AOS QUE FICARAM SOB O CHÃO, ACIMA DO CHÃO E FORA DO CHÃO.

A minha terra

Aquela terra onde caminhei nascendo

Aquela terra é um caminho habitando no mesmo lugar de onde saí nascendo

O que morreu ali são noites funéreas em minha alma

São os ossos do gado que ressecou sob a seca ao duelo do tempo

São as velhas casas que conheci taperas

Os nomes de quem as ergueram, de quem nelas moraram

De quem correu comigo pelo campo e hoje não sei onde, hoje não sei eu

As coxilhas tão verdes de campo, de trigo, chapéus de palha de trigo, de estômagos de trigo

Milharais, caturritas e sóis esverdeando

E sóis esturricando a carne camponesa e a memória de quem era memória quando fui

nascendo

Seus cavalos relinchando na noite

Correndo nos campos, nas canchas de ir pra frente nos campos

Os atalhos que fecharam-se por não haver passos minha terra

As suas cancelas ainda rangem minha memória que vai nascendo

Tenho vozes, sombras, pessoas que foram ao meu lado cavalgando em corredores que não

mais existem e agora são amigos que se foram

Vejo ainda minha terra a cor do sol relampeando nas facas dos que peleavam por farra no

final das suas tardes

Os goles de canha afogando seu sol

E vultos que meus olhos não trazem minha terra

Sei que existiram, ouvi cruzando na noite e iam ao passo num trotar de dar medo

Minha terra eu sou o seu silêncio, as pedras do seu rio, as árvores ancoradas da enchente

O golpear de um dourado que veio na linha me nascendo feliz

Os banhos de sanga, as vacas de leite, o alvoroço das manhãs na bicharada das casas

A poeira vermelha das suas estradas

Os berros do gado num fundo de campo

Um homem charqueando num varal de setembro

Aquelas casas de barro, chão batido e lenheiros com cheiro de paz

Os pêssegos das suas taperas na volta do rio amoado da águas

E quantas gentes nascidas de vós se foram pros ondes

E quantos ficaram palanquendo sua lavra me nascendo de longe.

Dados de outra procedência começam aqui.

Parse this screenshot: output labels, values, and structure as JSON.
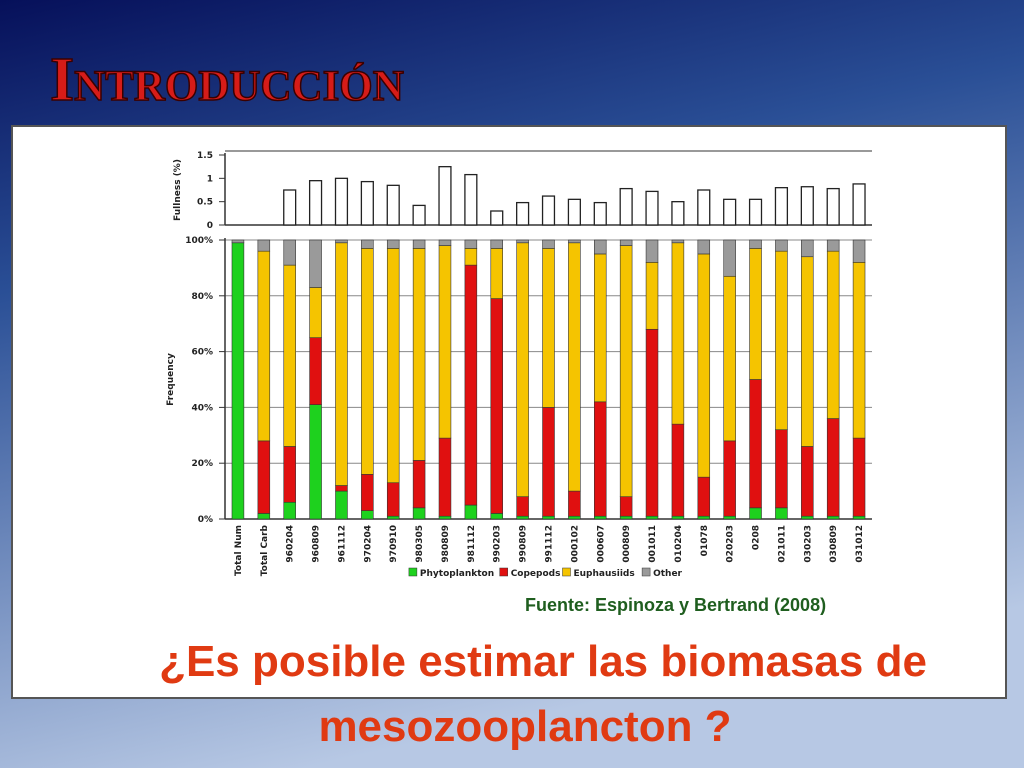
{
  "slide": {
    "title": "Introducción",
    "source": "Fuente:  Espinoza y Bertrand (2008)",
    "question": [
      "¿Es posible estimar las biomasas de",
      "mesozooplancton ?"
    ]
  },
  "chart_data": [
    {
      "type": "bar",
      "ylabel": "Fullness (%)",
      "color": "#ffffff",
      "values": [
        null,
        null,
        0.75,
        0.95,
        1.0,
        0.93,
        0.85,
        0.42,
        1.25,
        1.08,
        0.3,
        0.48,
        0.62,
        0.55,
        0.48,
        0.78,
        0.72,
        0.5,
        0.75,
        0.55,
        0.55,
        0.8,
        0.82,
        0.78,
        0.88
      ],
      "ylim": [
        0,
        1.5
      ],
      "yticks": [
        0,
        0.5,
        1,
        1.5
      ]
    },
    {
      "type": "stacked_bar",
      "ylabel": "Frequency",
      "categories": [
        "Total Num",
        "Total Carb",
        "960204",
        "960809",
        "961112",
        "970204",
        "970910",
        "980305",
        "980809",
        "981112",
        "990203",
        "990809",
        "991112",
        "000102",
        "000607",
        "000809",
        "001011",
        "010204",
        "01078",
        "020203",
        "0208",
        "021011",
        "030203",
        "030809",
        "031012"
      ],
      "series": [
        {
          "name": "Phytoplankton",
          "color": "#1ed11e",
          "values": [
            99,
            2,
            6,
            41,
            10,
            3,
            1,
            4,
            1,
            5,
            2,
            1,
            1,
            1,
            1,
            1,
            1,
            1,
            1,
            1,
            4,
            4,
            1,
            1,
            1
          ]
        },
        {
          "name": "Copepods",
          "color": "#e01010",
          "values": [
            0,
            26,
            20,
            24,
            2,
            13,
            12,
            17,
            28,
            86,
            77,
            7,
            39,
            9,
            41,
            7,
            67,
            33,
            14,
            27,
            46,
            28,
            25,
            35,
            28
          ]
        },
        {
          "name": "Euphausiids",
          "color": "#f5c400",
          "values": [
            0,
            68,
            65,
            18,
            87,
            81,
            84,
            76,
            69,
            6,
            18,
            91,
            57,
            89,
            53,
            90,
            24,
            65,
            80,
            59,
            47,
            64,
            68,
            60,
            63
          ]
        },
        {
          "name": "Other",
          "color": "#9a9a9a",
          "values": [
            1,
            4,
            9,
            17,
            1,
            3,
            3,
            3,
            2,
            3,
            3,
            1,
            3,
            1,
            5,
            2,
            8,
            1,
            5,
            13,
            3,
            4,
            6,
            4,
            8
          ]
        }
      ],
      "ylim": [
        0,
        100
      ],
      "yticks": [
        {
          "value": 0,
          "label": "0%"
        },
        {
          "value": 20,
          "label": "20%"
        },
        {
          "value": 40,
          "label": "40%"
        },
        {
          "value": 60,
          "label": "60%"
        },
        {
          "value": 80,
          "label": "80%"
        },
        {
          "value": 100,
          "label": "100%"
        }
      ],
      "grid": true,
      "legend": "bottom"
    }
  ]
}
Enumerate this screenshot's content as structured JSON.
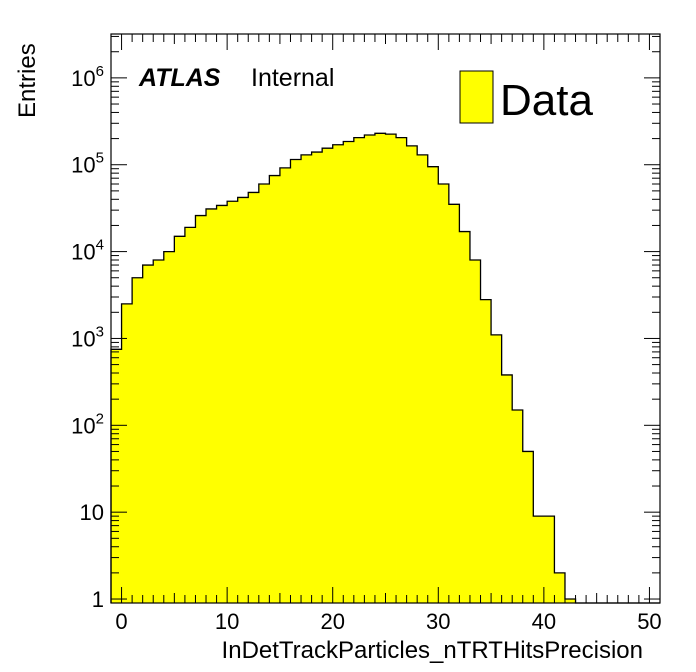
{
  "chart_data": {
    "type": "histogram",
    "xlabel": "InDetTrackParticles_nTRTHitsPrecision",
    "ylabel": "Entries",
    "xlim": [
      -1,
      51
    ],
    "ylim": [
      0.9,
      3200000
    ],
    "yscale": "log",
    "bin_width": 1,
    "bin_start": -1,
    "x_ticks": [
      "0",
      "10",
      "20",
      "30",
      "40",
      "50"
    ],
    "y_ticks": [
      {
        "value": 1,
        "base": "1",
        "exp": ""
      },
      {
        "value": 10,
        "base": "10",
        "exp": ""
      },
      {
        "value": 100,
        "base": "10",
        "exp": "2"
      },
      {
        "value": 1000,
        "base": "10",
        "exp": "3"
      },
      {
        "value": 10000,
        "base": "10",
        "exp": "4"
      },
      {
        "value": 100000,
        "base": "10",
        "exp": "5"
      },
      {
        "value": 1000000,
        "base": "10",
        "exp": "6"
      }
    ],
    "series": [
      {
        "name": "Data",
        "fill": "#ffff00",
        "line": "#000000",
        "values": [
          750,
          2500,
          5000,
          7000,
          8000,
          10000,
          15000,
          19000,
          26000,
          31000,
          34000,
          38000,
          42000,
          48000,
          60000,
          75000,
          92000,
          115000,
          130000,
          140000,
          155000,
          170000,
          185000,
          205000,
          220000,
          230000,
          225000,
          205000,
          165000,
          130000,
          95000,
          60000,
          35000,
          17000,
          8000,
          2800,
          1100,
          380,
          150,
          50,
          9,
          9,
          2,
          1,
          0,
          0,
          0,
          0,
          0,
          0,
          0,
          0
        ]
      }
    ],
    "annotation": {
      "bold": "ATLAS",
      "text": "Internal"
    },
    "legend": {
      "position": "top-right",
      "label": "Data"
    }
  }
}
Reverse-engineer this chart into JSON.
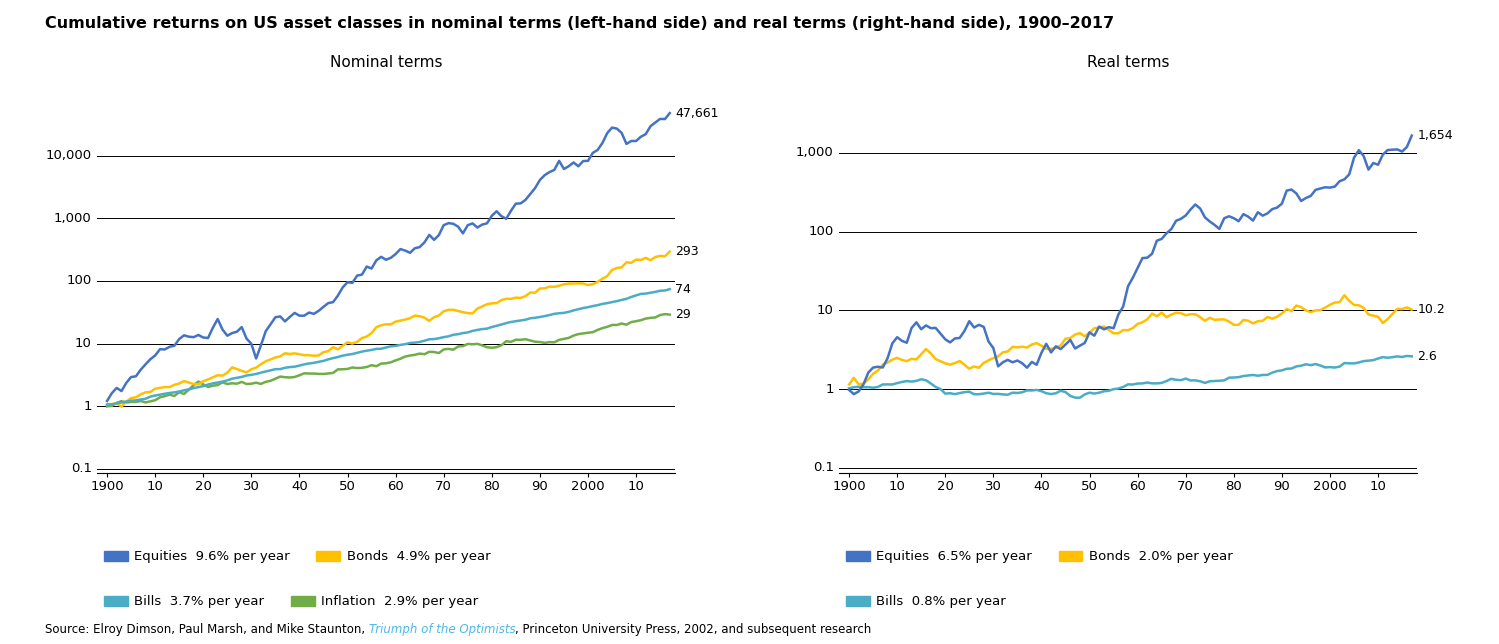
{
  "title": "Cumulative returns on US asset classes in nominal terms (left-hand side) and real terms (right-hand side), 1900–2017",
  "subtitle_left": "Nominal terms",
  "subtitle_right": "Real terms",
  "source_normal": "Source: Elroy Dimson, Paul Marsh, and Mike Staunton, ",
  "source_link": "Triumph of the Optimists",
  "source_end": ", Princeton University Press, 2002, and subsequent research",
  "source_link_color": "#4db8e8",
  "colors": {
    "equities": "#4472C4",
    "bonds": "#FFC000",
    "bills": "#4BACC6",
    "inflation": "#70AD47"
  },
  "yticks_left": [
    0.1,
    1,
    10,
    100,
    1000,
    10000
  ],
  "ytick_labels_left": [
    "0.1",
    "1",
    "10",
    "100",
    "1,000",
    "10,000"
  ],
  "yticks_right": [
    0.1,
    1,
    10,
    100,
    1000
  ],
  "ytick_labels_right": [
    "0.1",
    "1",
    "10",
    "100",
    "1,000"
  ],
  "xtick_positions": [
    1900,
    1910,
    1920,
    1930,
    1940,
    1950,
    1960,
    1970,
    1980,
    1990,
    2000,
    2010
  ],
  "xtick_labels": [
    "1900",
    "10",
    "20",
    "30",
    "40",
    "50",
    "60",
    "70",
    "80",
    "90",
    "2000",
    "10"
  ],
  "legend_left_row1": [
    {
      "label": "Equities  9.6% per year",
      "color": "#4472C4"
    },
    {
      "label": "Bonds  4.9% per year",
      "color": "#FFC000"
    }
  ],
  "legend_left_row2": [
    {
      "label": "Bills  3.7% per year",
      "color": "#4BACC6"
    },
    {
      "label": "Inflation  2.9% per year",
      "color": "#70AD47"
    }
  ],
  "legend_right_row1": [
    {
      "label": "Equities  6.5% per year",
      "color": "#4472C4"
    },
    {
      "label": "Bonds  2.0% per year",
      "color": "#FFC000"
    }
  ],
  "legend_right_row2": [
    {
      "label": "Bills  0.8% per year",
      "color": "#4BACC6"
    }
  ],
  "bg_color": "#FFFFFF",
  "title_fontsize": 11.5,
  "subtitle_fontsize": 11,
  "tick_fontsize": 9.5,
  "legend_fontsize": 9.5,
  "source_fontsize": 8.5,
  "lw": 1.8
}
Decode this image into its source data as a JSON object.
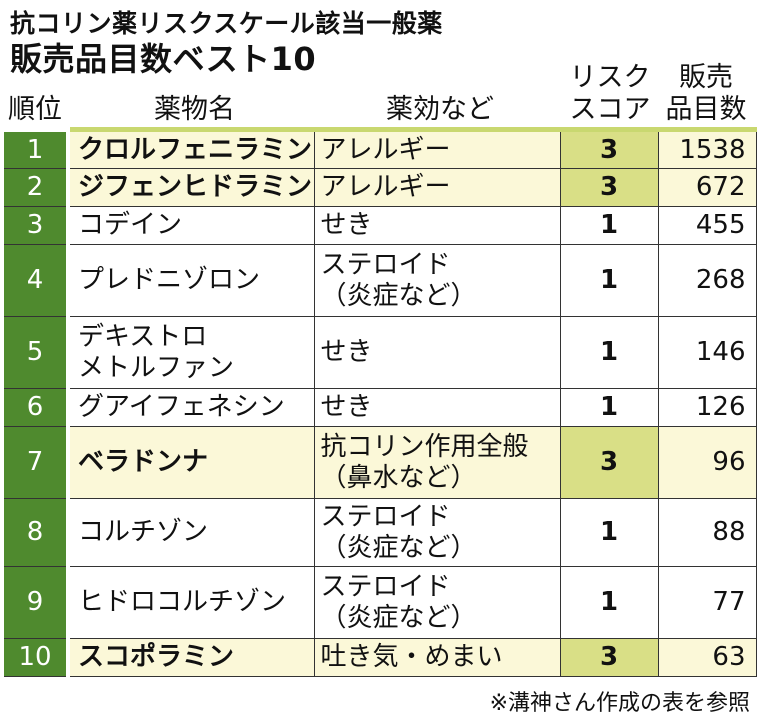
{
  "title": {
    "line1": "抗コリン薬リスクスケール該当一般薬",
    "line2": "販売品目数ベスト10"
  },
  "headers": {
    "rank": "順位",
    "name": "薬物名",
    "effect": "薬効など",
    "score_line1": "リスク",
    "score_line2": "スコア",
    "count_line1": "販売",
    "count_line2": "品目数"
  },
  "rows": [
    {
      "rank": "1",
      "name_lines": [
        "クロルフェニラミン"
      ],
      "effect_lines": [
        "アレルギー"
      ],
      "score": "3",
      "count": "1538",
      "highlight": true
    },
    {
      "rank": "2",
      "name_lines": [
        "ジフェンヒドラミン"
      ],
      "effect_lines": [
        "アレルギー"
      ],
      "score": "3",
      "count": "672",
      "highlight": true
    },
    {
      "rank": "3",
      "name_lines": [
        "コデイン"
      ],
      "effect_lines": [
        "せき"
      ],
      "score": "1",
      "count": "455",
      "highlight": false
    },
    {
      "rank": "4",
      "name_lines": [
        "プレドニゾロン"
      ],
      "effect_lines": [
        "ステロイド",
        "（炎症など）"
      ],
      "score": "1",
      "count": "268",
      "highlight": false
    },
    {
      "rank": "5",
      "name_lines": [
        "デキストロ",
        "メトルファン"
      ],
      "effect_lines": [
        "せき"
      ],
      "score": "1",
      "count": "146",
      "highlight": false
    },
    {
      "rank": "6",
      "name_lines": [
        "グアイフェネシン"
      ],
      "effect_lines": [
        "せき"
      ],
      "score": "1",
      "count": "126",
      "highlight": false
    },
    {
      "rank": "7",
      "name_lines": [
        "ベラドンナ"
      ],
      "effect_lines": [
        "抗コリン作用全般",
        "（鼻水など）"
      ],
      "score": "3",
      "count": "96",
      "highlight": true
    },
    {
      "rank": "8",
      "name_lines": [
        "コルチゾン"
      ],
      "effect_lines": [
        "ステロイド",
        "（炎症など）"
      ],
      "score": "1",
      "count": "88",
      "highlight": false
    },
    {
      "rank": "9",
      "name_lines": [
        "ヒドロコルチゾン"
      ],
      "effect_lines": [
        "ステロイド",
        "（炎症など）"
      ],
      "score": "1",
      "count": "77",
      "highlight": false
    },
    {
      "rank": "10",
      "name_lines": [
        "スコポラミン"
      ],
      "effect_lines": [
        "吐き気・めまい"
      ],
      "score": "3",
      "count": "63",
      "highlight": true
    }
  ],
  "note": "※溝神さん作成の表を参照",
  "colors": {
    "rank_bg": "#4f8a2e",
    "highlight_bg": "#fbf8d8",
    "score_highlight_bg": "#d9df86",
    "header_rule": "#c9d870"
  }
}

 CARTA À ERNESTO MIGUEL LUZARDO DE SOUZA

   Quando nascestes a lua minguava no espaço, a grama estava seca no sul da América, o tempo marcava 2005 anos d.C, no limiar da aurora do instante em que fostes nascido para a vida aninhava-se o teu sonho na morfogênese ancestral de nossa origem.

   Há milhares de anos os humanos caminham sobre a Terra, não sabemos desde quando exatamente, entretanto este humano aprendeu a gravar seus pensamentos através da escrita, faz parte da natureza, busca adaptar-se àquilo que o cerca e assim se recria, como assim se recriam também as outras milhares de espécies que coabitam a Terra e têm sob o sol seus desenhos de vida na passagem dos dias. Guardamos uma reminiscência no tempo que leva a explicar nossa origem, embora a História da Civilização Humana seja uma constante busca de fatos, os mesmos são vistos sobre o impacto da dúvida e duvidar é preciso.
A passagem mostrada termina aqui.